Mourão detona Guedes e viabiliza Centrão na Saúde

Está tudo sob controle, não sabemos de quem”, diz Mourão - Brasil 247

Vice arma novo xadrez político eleitoral 

A luta de classes está no centro do controvertido artigo “Limites e Responsabilidades” do vice-presidente general Hamilton Mourão. Ele elenca quatro problemas que estariam dificultando a governabilidade e o diálogo político: 1 – polarização ideológica; 2 – degradação do conhecimento quanto à constituição do federalismo brasileiro, como se fosse confederalismo; 3 – usurpação das prerrogativas do poder executivo, passado para trás pelos poderes legislativo e judiciário, no auge da crise pandêmica; e 4 – prejuízo à imagem do Brasil, principalmente, à dos militares, que, no poder, estariam descuidando da Amazônia, patrimônio da humanidade, de acordo com ambientalistas. Propositalmente, ou não, o general deixou na penumbra o que seria a causa central das contradições em estágio de explosão com a crise aprofundada pelo novo coronavírus: a política ultraneoliberal de Paulo Guedes. A contradição caminha para sua superação e desdobramento em nova contradição com entrada do Centrão no jogo político, ocupando, previsivelmente, o Ministério da Saúde, o que representa derrota de Guedes.

A queda de Teich é, na prática, a remoção indireta de Guedes para entrada do Centrão no poder, que significará aumento de gastos públicos, somente, possível via superação do teto de gasto neoliberal, que inviabiliza combate ao novo coronavírus. O controvertido artigo de Mourão, essencialmente, é uma chamada ao diálogo com o Congresso, que, aliado aos governadores, pôs em xeque-mate o neoliberalismo ultrarradical pauloguedeseano. Está chegando ao fim a insistência de Guedes de enfrentar o novo coronavírus com terapia neoliberal, pautada na austeridade fiscal, contramão do mundo.

Guedes, apoiado, circunstancialmente por Bolsonaro, acirra a luta de classes, inviabiliza o diálogo político e impede vitória eleitoral do centro-direita, enquanto ressuscita a esquerda, o que contraria as forças conservadoras que a removeram em 2016, com o golpe parlamentar, jurídico e midiático. Até o momento, estava sendo possível moderar a luta de classe, evitando explosões sociais, com a supressão dos direitos constitucionais dos trabalhadores, por meio das contrarreformas conservadoras. Estas, fundamentalmente, favorecem os capitalistas, para diminuir salários e elevar a mais valia, taxa de lucro deles. Com a emergência do novo coronavírus, tudo mudou. Aprofundou-se a radicalização da luta de classes via somatório da redução de salários e multiplicação do desemprego. O PIB pode cair 10% e o número de desempregados formais, informais etc deve superar 30% da população economicamente ativa. Situação, portanto, explosiva. Ou seja, lascam-se, tanto o capital quanto o trabalho.

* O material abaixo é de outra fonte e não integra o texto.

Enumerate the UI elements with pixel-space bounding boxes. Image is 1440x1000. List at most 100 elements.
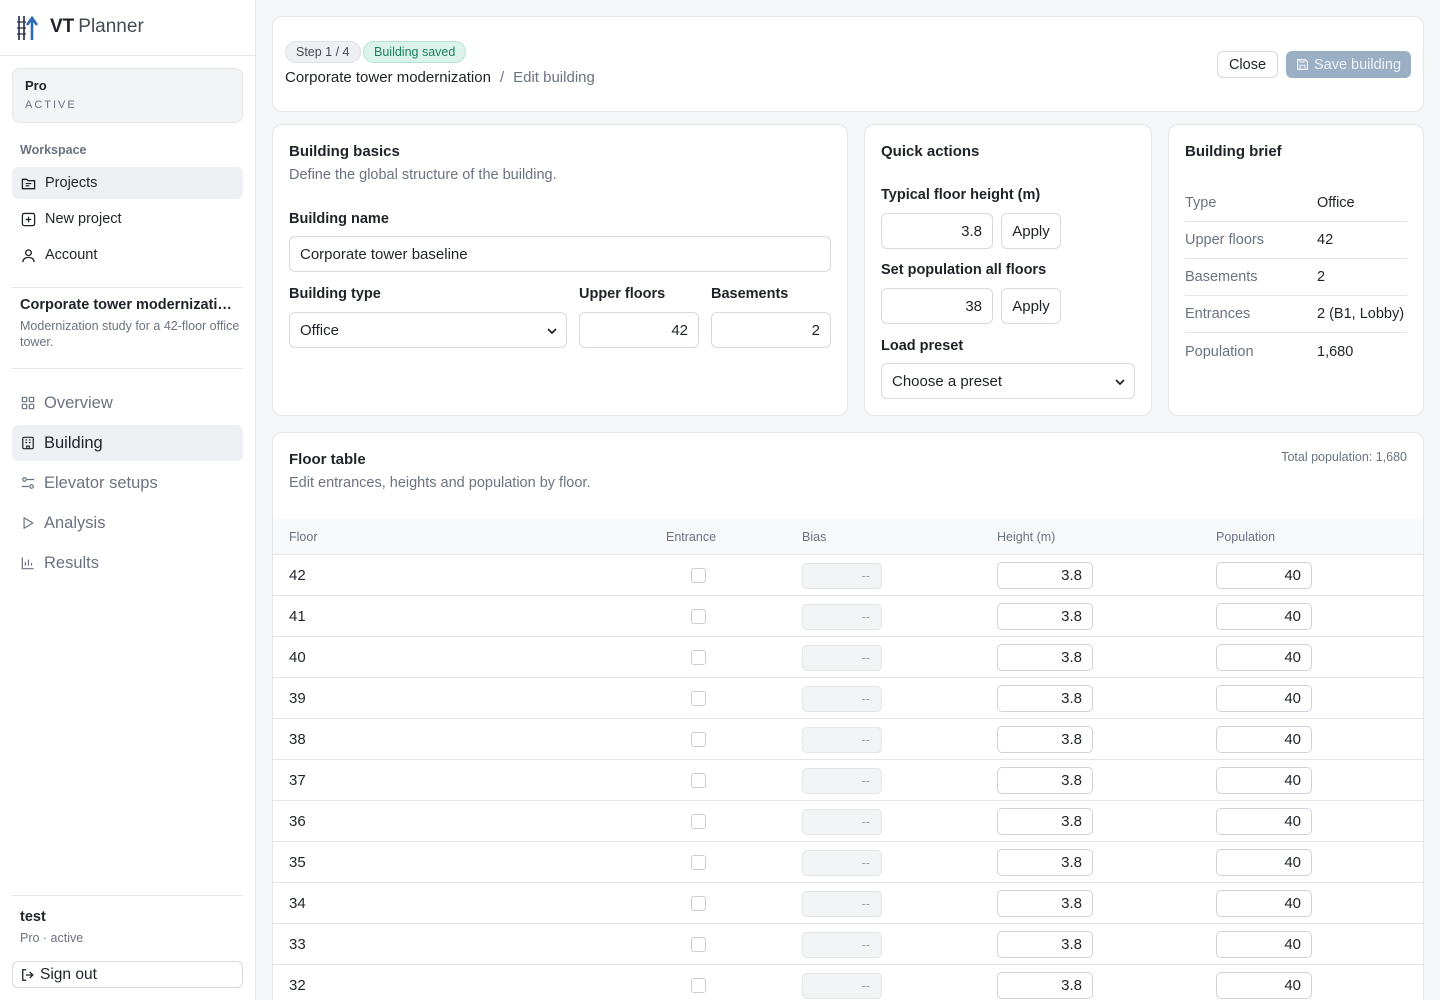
nav-elevator-setups-label: Elevator setups bbox=[44, 474, 158, 493]
height-input[interactable]: 3.8 bbox=[997, 726, 1093, 753]
population-input[interactable]: 40 bbox=[1216, 685, 1312, 712]
table-row: 42--3.840 bbox=[273, 555, 1423, 596]
brief-row: Upper floors42 bbox=[1185, 222, 1407, 259]
brief-key: Upper floors bbox=[1185, 232, 1317, 248]
entrance-checkbox[interactable] bbox=[691, 650, 706, 665]
nav-building[interactable]: Building bbox=[12, 425, 243, 461]
nav-results[interactable]: Results bbox=[12, 545, 243, 581]
preset-select[interactable]: Choose a preset bbox=[881, 363, 1135, 399]
building-name-input[interactable] bbox=[289, 236, 831, 272]
entrance-checkbox[interactable] bbox=[691, 978, 706, 993]
building-brief-card: Building brief TypeOffice Upper floors42… bbox=[1168, 124, 1424, 416]
population-all-input[interactable] bbox=[881, 288, 993, 324]
nav-projects[interactable]: Projects bbox=[12, 167, 243, 199]
building-name-label: Building name bbox=[289, 211, 389, 227]
building-basics-title: Building basics bbox=[289, 143, 400, 160]
height-input[interactable]: 3.8 bbox=[997, 931, 1093, 958]
height-input[interactable]: 3.8 bbox=[997, 972, 1093, 999]
col-height: Height (m) bbox=[997, 530, 1055, 544]
entrance-checkbox[interactable] bbox=[691, 568, 706, 583]
floor-number: 35 bbox=[289, 854, 306, 871]
apply-height-button[interactable]: Apply bbox=[1001, 213, 1061, 249]
floor-height-input[interactable] bbox=[881, 213, 993, 249]
apply-population-button[interactable]: Apply bbox=[1001, 288, 1061, 324]
height-input[interactable]: 3.8 bbox=[997, 767, 1093, 794]
entrance-checkbox[interactable] bbox=[691, 855, 706, 870]
building-type-label: Building type bbox=[289, 286, 381, 302]
bias-field: -- bbox=[802, 563, 882, 589]
brief-row: Basements2 bbox=[1185, 259, 1407, 296]
population-input[interactable]: 40 bbox=[1216, 890, 1312, 917]
population-input[interactable]: 40 bbox=[1216, 726, 1312, 753]
col-population: Population bbox=[1216, 530, 1275, 544]
floor-number: 34 bbox=[289, 895, 306, 912]
brand-vt: VT bbox=[50, 16, 74, 38]
population-input[interactable]: 40 bbox=[1216, 931, 1312, 958]
height-input[interactable]: 3.8 bbox=[997, 644, 1093, 671]
table-row: 37--3.840 bbox=[273, 760, 1423, 801]
population-input[interactable]: 40 bbox=[1216, 808, 1312, 835]
bias-field: -- bbox=[802, 809, 882, 835]
floor-number: 36 bbox=[289, 813, 306, 830]
save-building-label: Save building bbox=[1314, 57, 1401, 73]
breadcrumb: Corporate tower modernization / Edit bui… bbox=[285, 69, 595, 86]
height-input[interactable]: 3.8 bbox=[997, 685, 1093, 712]
entrance-checkbox[interactable] bbox=[691, 609, 706, 624]
brand[interactable]: VT Planner bbox=[16, 12, 144, 42]
quick-actions-title: Quick actions bbox=[881, 143, 979, 160]
nav-account[interactable]: Account bbox=[12, 239, 243, 271]
close-button[interactable]: Close bbox=[1217, 51, 1278, 78]
entrance-checkbox[interactable] bbox=[691, 814, 706, 829]
breadcrumb-separator: / bbox=[500, 69, 504, 86]
population-input[interactable]: 40 bbox=[1216, 972, 1312, 999]
floor-height-label: Typical floor height (m) bbox=[881, 187, 1040, 203]
entrance-checkbox[interactable] bbox=[691, 937, 706, 952]
building-basics-subtitle: Define the global structure of the build… bbox=[289, 167, 557, 183]
project-title: Corporate tower modernizati… bbox=[20, 297, 240, 313]
sign-out-icon bbox=[21, 968, 35, 982]
user-status: Pro · active bbox=[20, 931, 83, 945]
building-type-select[interactable]: Office bbox=[289, 312, 567, 348]
table-row: 32--3.840 bbox=[273, 965, 1423, 1000]
entrance-checkbox[interactable] bbox=[691, 691, 706, 706]
brief-value: 1,680 bbox=[1317, 344, 1353, 360]
table-row: 39--3.840 bbox=[273, 678, 1423, 719]
brief-key: Population bbox=[1185, 344, 1317, 360]
brief-key: Type bbox=[1185, 195, 1317, 211]
upper-floors-input[interactable] bbox=[579, 312, 699, 348]
breadcrumb-project[interactable]: Corporate tower modernization bbox=[285, 69, 491, 86]
sign-out-button[interactable]: Sign out bbox=[12, 961, 243, 988]
population-input[interactable]: 40 bbox=[1216, 603, 1312, 630]
height-input[interactable]: 3.8 bbox=[997, 849, 1093, 876]
height-input[interactable]: 3.8 bbox=[997, 808, 1093, 835]
height-input[interactable]: 3.8 bbox=[997, 562, 1093, 589]
nav-overview[interactable]: Overview bbox=[12, 385, 243, 421]
load-preset-label: Load preset bbox=[881, 338, 963, 354]
height-input[interactable]: 3.8 bbox=[997, 890, 1093, 917]
nav-analysis[interactable]: Analysis bbox=[12, 505, 243, 541]
preset-value: Choose a preset bbox=[892, 373, 1002, 390]
plan-card: Pro ACTIVE bbox=[12, 68, 243, 123]
current-project: Corporate tower modernizati… Modernizati… bbox=[20, 297, 240, 350]
height-input[interactable]: 3.8 bbox=[997, 603, 1093, 630]
entrance-checkbox[interactable] bbox=[691, 896, 706, 911]
population-input[interactable]: 40 bbox=[1216, 644, 1312, 671]
user-name: test bbox=[20, 909, 83, 925]
entrance-checkbox[interactable] bbox=[691, 773, 706, 788]
floor-number: 37 bbox=[289, 772, 306, 789]
basements-input[interactable] bbox=[711, 312, 831, 348]
nav-elevator-setups[interactable]: Elevator setups bbox=[12, 465, 243, 501]
user-icon bbox=[21, 248, 36, 263]
nav-new-project-label: New project bbox=[45, 211, 122, 227]
population-input[interactable]: 40 bbox=[1216, 562, 1312, 589]
building-basics-card: Building basics Define the global struct… bbox=[272, 124, 848, 416]
bias-field: -- bbox=[802, 686, 882, 712]
population-input[interactable]: 40 bbox=[1216, 849, 1312, 876]
population-input[interactable]: 40 bbox=[1216, 767, 1312, 794]
nav-new-project[interactable]: New project bbox=[12, 203, 243, 235]
play-icon bbox=[21, 516, 35, 530]
elevator-logo-icon bbox=[16, 12, 44, 42]
save-building-button[interactable]: Save building bbox=[1286, 51, 1411, 78]
entrance-checkbox[interactable] bbox=[691, 732, 706, 747]
nav-analysis-label: Analysis bbox=[44, 514, 105, 533]
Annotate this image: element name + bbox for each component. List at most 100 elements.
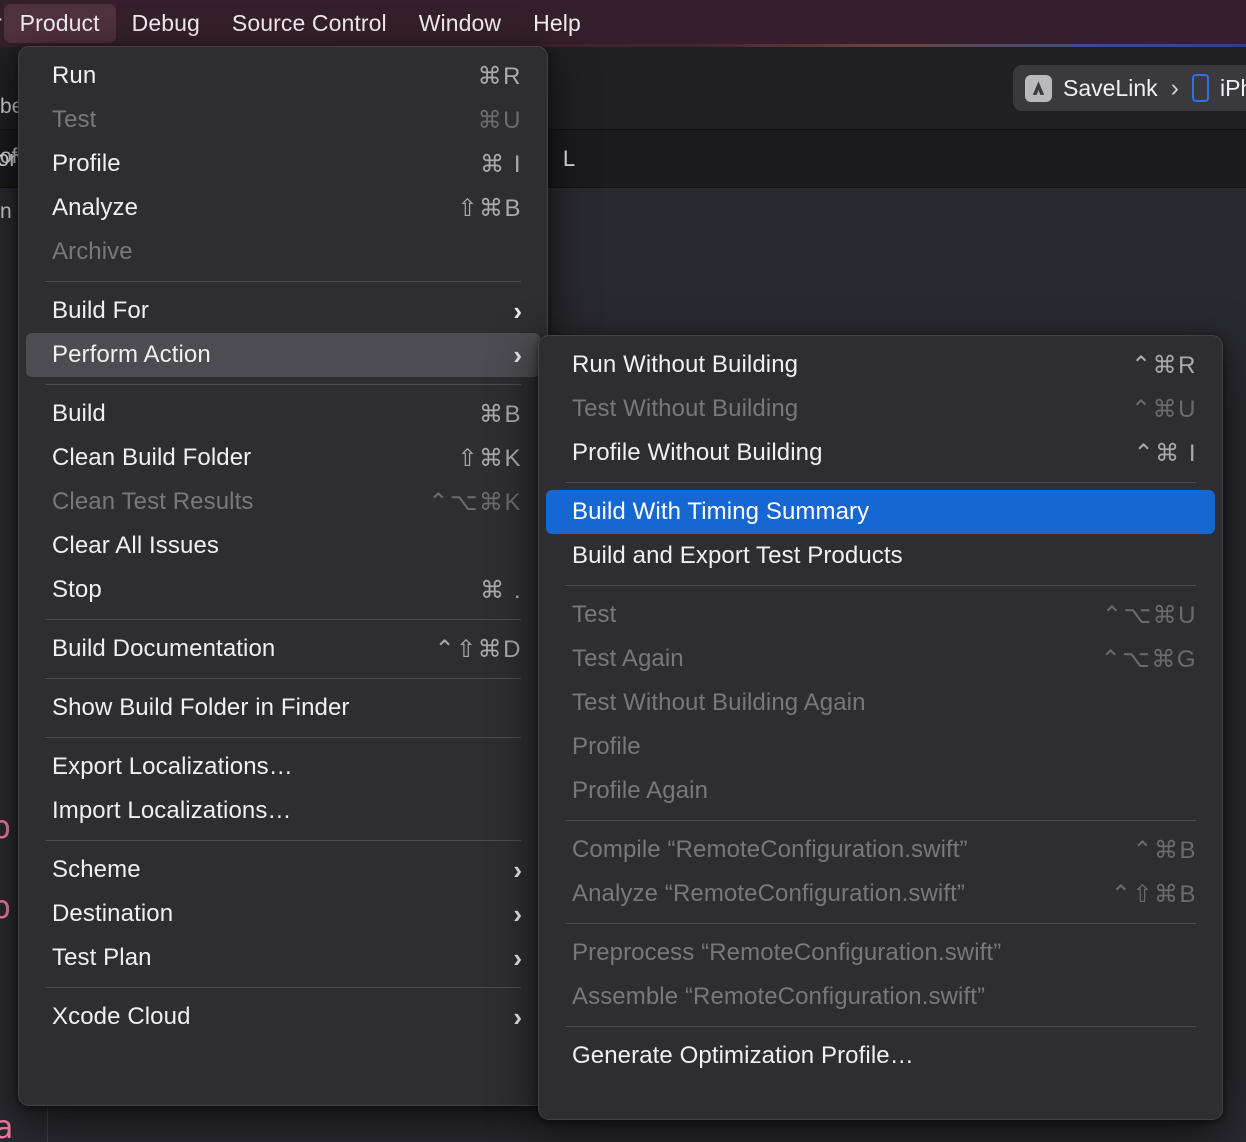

Que fazer? Não é mais possível mandar, em véspera de eleição municipal, proposições neoliberais, para tentar vencer a crise aprofundada pelo vírus. Nenhum país do mundo está fazendo isso. A solução bolsonarista pauloguedeseana de menos Estado para enfrentar emergência social ficou inviável, como se evidenciou no orçamento de guerra encaminhado ao Congresso por Guedes propondo R$ 200 para cada desempregado. Caiu por terra. Os congressistas votaram R$ 600, em caráter temporário, e pode tornar a proposição permanente, como não está descartada possibilidade de ampliar o benefício. Em tempo de deflação, insistir em Paulo Guedes é apostar na guerra civil. Para evitar isso, está entrando no Governo o Centrão, cuja centralidade política é a defesa do aumento de gasto público, ou seja, a queda do teto de gasto e de Guedes, ou a mudança de postura dele, que já diz que vai “chuveirar” dinheiro na circulação.

Com o Centrão, o discurso de Morão ganha conteúdo político, reivindicando o diálogo. Assim, no ambiente de acirramento da luta de classe, a entrada em cena do Centrão, que deverá ocupar o Ministério da Saúde, evita o que Mourão está reclamando, isto é, do excesso de polaridades, que inviabiliza a governabilidade, no ambiente de luta de classes em ascensão, cujo resultado pode ser vitória da esquerda e derrota da direita.